Barbara A Oudekerk, a statistician with the US Department of Justice, Office of Justice Programs, Bureau of Justice Statistics, who led the study, said that these tactics might pressure teens to make decisions in line with their parents' needs and motivations rather than their own and without opportunities to practice self-directed, independent decision making, teens might give in to their friends' and partners' decisions.

The researchers found that parents' use of psychological control at age 13 placed teens at risk for having problems establishing autonomy and closeness in relationships with friends and romantic partners that persisted eight years later, into early adulthood.

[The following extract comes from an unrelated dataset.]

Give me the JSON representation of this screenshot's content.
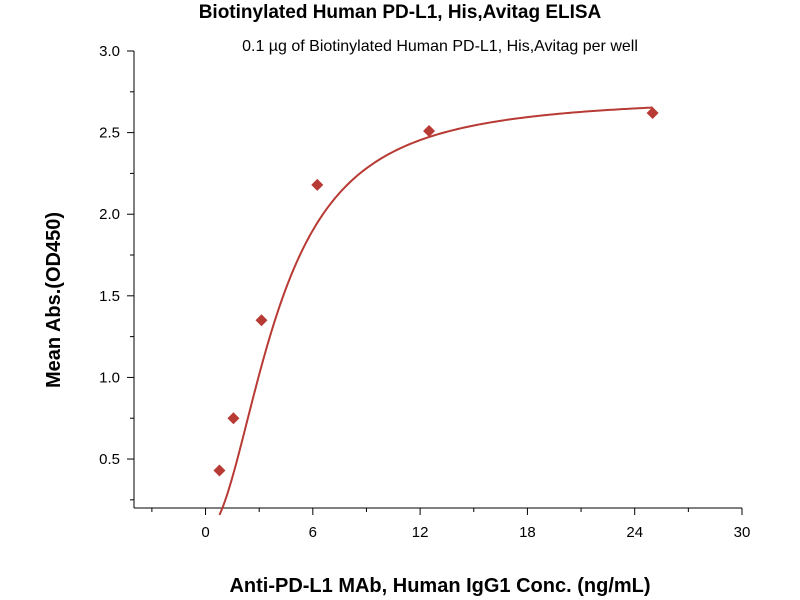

The scientists added that parents often fear the harmful consequences of peer pressure in adolescence and the study suggests that parents can promote or undermine teens' ability to assert their own views and needs to close friends and romantic partners. In addition, teens who learn—or fail to learn—how to express independence and closeness with friends and partners during adolescence carry these skills forward into adult relationships.

The study was published in the journal Child Development.